JupyterHub and Spark are installed by default with Open Data Hub. You can create Jupyter Notebooks and connect to Spark. This is a simple hello world.

  1. Find the route to JupyterHub. Within your Open Data Hub Project click on Networking -> Routes Routes
  2. For the route named jupyterhub, click on the location to bring up JupyterHub (typically https://jupyterhub-project.apps.your-cluster.your-domain.com).
  3. Sign in using your OpenShift credentials.
  4. Spawn a new server with spark functionality. (e.g. s2i-spark-minimal-notebook:3.6) New Notebook
  5. Create a new Python 3 notebook
  6. Copy the following code to test a basic spark connection.
    from pyspark.sql import SparkSession, SQLContext
    import os
    import socket
    
    # Add the necessary Hadoop and AWS jars to access Ceph from Spark
    # Can be omitted if s3 storage access is not required
    os.environ['PYSPARK_SUBMIT_ARGS'] = '--packages org.apache.hadoop:hadoop-aws:2.7.3,com.amazonaws:aws-java-sdk:1.7.4 pyspark-shell'
    
    # create a spark session
    spark = SparkSession.builder.master('local[3]').getOrCreate()
    
    # test your spark connection
    spark.range(5, numPartitions=5).rdd.map(lambda x: socket.gethostname()).distinct().collect()
    
  7. Run the notebook. If successful, you should see the output:
    ['jupyterhub-nb-kube-3aadmin']
    

Object Storage

Let’s add on to the notebook from the previous section and access data on an Object Store (such as Ceph or AWS S3) using the S3 API. For instructions on installing Ceph, refer to the Advanced Installation documentation.

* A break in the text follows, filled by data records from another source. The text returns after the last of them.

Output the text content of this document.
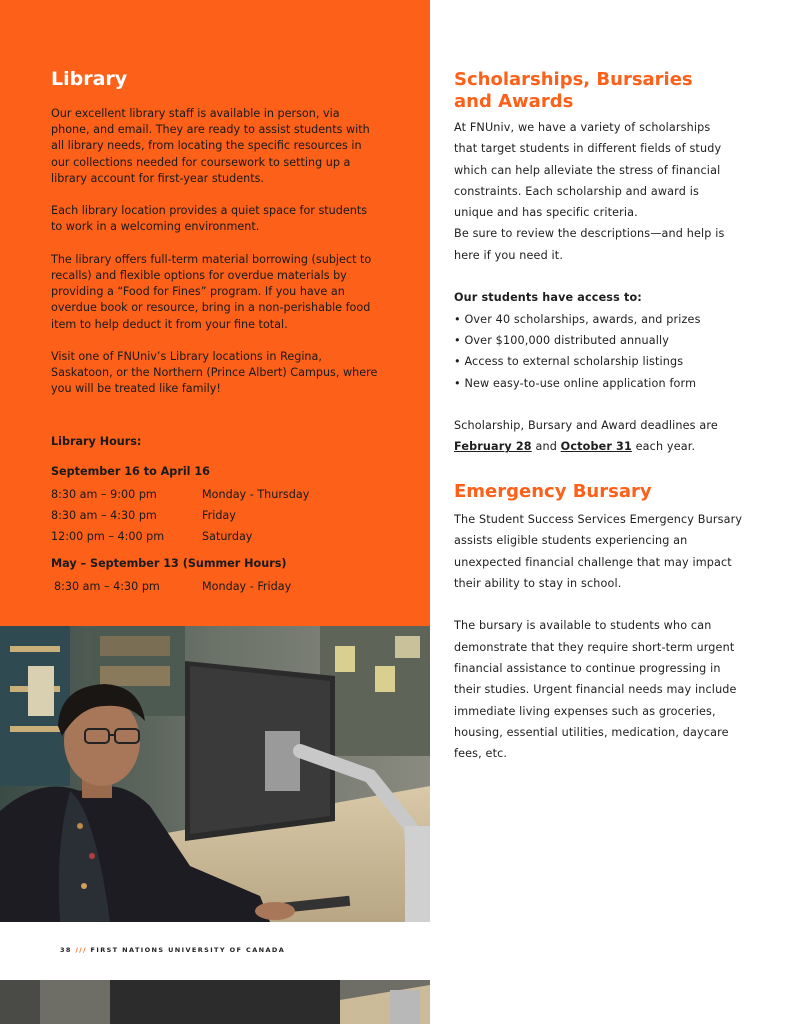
Library

Our excellent library staff is available in person, via phone, and email. They are ready to assist students with all library needs, from locating the specific resources in our collections needed for coursework to setting up a library account for first-year students.

Each library location provides a quiet space for students to work in a welcoming environment.

The library offers full-term material borrowing (subject to recalls) and flexible options for overdue materials by providing a “Food for Fines” program. If you have an overdue book or resource, bring in a non-perishable food item to help deduct it from your fine total.

Visit one of FNUniv’s Library locations in Regina, Saskatoon, or the Northern (Prince Albert) Campus, where you will be treated like family!

Library Hours:
September 16 to April 16
8:30 am – 9:00 pm	Monday - Thursday
8:30 am – 4:30 pm	Friday
12:00 pm – 4:00 pm	Saturday
May – September 13 (Summer Hours)
8:30 am – 4:30 pm	Monday - Friday
38 /// FIRST NATIONS UNIVERSITY OF CANADA
Scholarships, Bursaries
and Awards
At FNUniv, we have a variety of scholarships
that target students in different fields of study
which can help alleviate the stress of financial
constraints. Each scholarship and award is
unique and has specific criteria.
Be sure to review the descriptions—and help is
here if you need it.
Our students have access to:
• Over 40 scholarships, awards, and prizes
• Over $100,000 distributed annually
• Access to external scholarship listings
• New easy-to-use online application form
Scholarship, Bursary and Award deadlines are
February 28 and October 31 each year.
Emergency Bursary
The Student Success Services Emergency Bursary
assists eligible students experiencing an
unexpected financial challenge that may impact
their ability to stay in school.
The bursary is available to students who can
demonstrate that they require short-term urgent
financial assistance to continue progressing in
their studies. Urgent financial needs may include
immediate living expenses such as groceries,
housing, essential utilities, medication, daycare
fees, etc.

  1. Click on the + button and insert a new cell below of type Code.
  2. To access S3 directly, we’ll use the boto3 library. We’ll download a sample data file and then upload it to our S3 storage. In the new cell paste the following code, and edit the s3_ variables with your own credentials.
    # Edit this section using your own credentials
    s3_region = 'region-1' # fill in for AWS, blank for Ceph
    s3_endpoint_url = 'https://s3.storage.server'
    s3_access_key_id = 'AccessKeyId-ChangeMe'
    s3_secret_access_key = 'SecretAccessKey-ChangeMe'
    s3_bucket = 'MyBucket'
    
    # for easy download
    !pip install wget
    
    import wget
    import boto3
    
    # configure boto S3 connection
    s3 = boto3.client('s3',
                      s3_region,
                      endpoint_url = s3_endpoint_url,
                      aws_access_key_id = s3_access_key_id,
                      aws_secret_access_key = s3_secret_access_key)
    
    # download the sample data file
    url = "https://gitlab.com/opendatahub/opendatahub.io/raw/master/assets/files/tutorials/basic/sample_data.csv"
    file = wget.download(url=url, out='sample_data.csv')
    
    #upload the file to storage
    s3.upload_file(file, s3_bucket, "sample_data.csv")
    
  3. Run the cell. After it completes check your S3 bucket. You should see the sample_data.csv.

Spark + Object Storage

Now, let’s access that same data file from Spark so you can analyze data.

  1. Now let’s read the data from Spark. First, click on the + button and insert a new cell of type Code.
  2. Paste the following code to read the data from spark and print some data.
    hadoopConf = spark.sparkContext._jsc.hadoopConfiguration()
    hadoopConf.set("fs.s3a.endpoint", s3_endpoint_url)
    hadoopConf.set("fs.s3a.access.key", s3_access_key_id)
    hadoopConf.set("fs.s3a.secret.key", s3_secret_access_key)
    hadoopConf.set("fs.s3a.path.style.access", "true")
    hadoopConf.set("fs.s3a.connection.ssl.enabled", "true") # false if not https
    
    data = spark.read.csv('s3a://' + s3_bucket + '/sample_data.csv',sep=",", header=True)
    df = data.toPandas()
    df.head()
    
  3. Run the cell. The data from the csv file should be displayed as a Pandas data frame.

That’s it! You have a working Jupyter notebook with access to storage and Spark.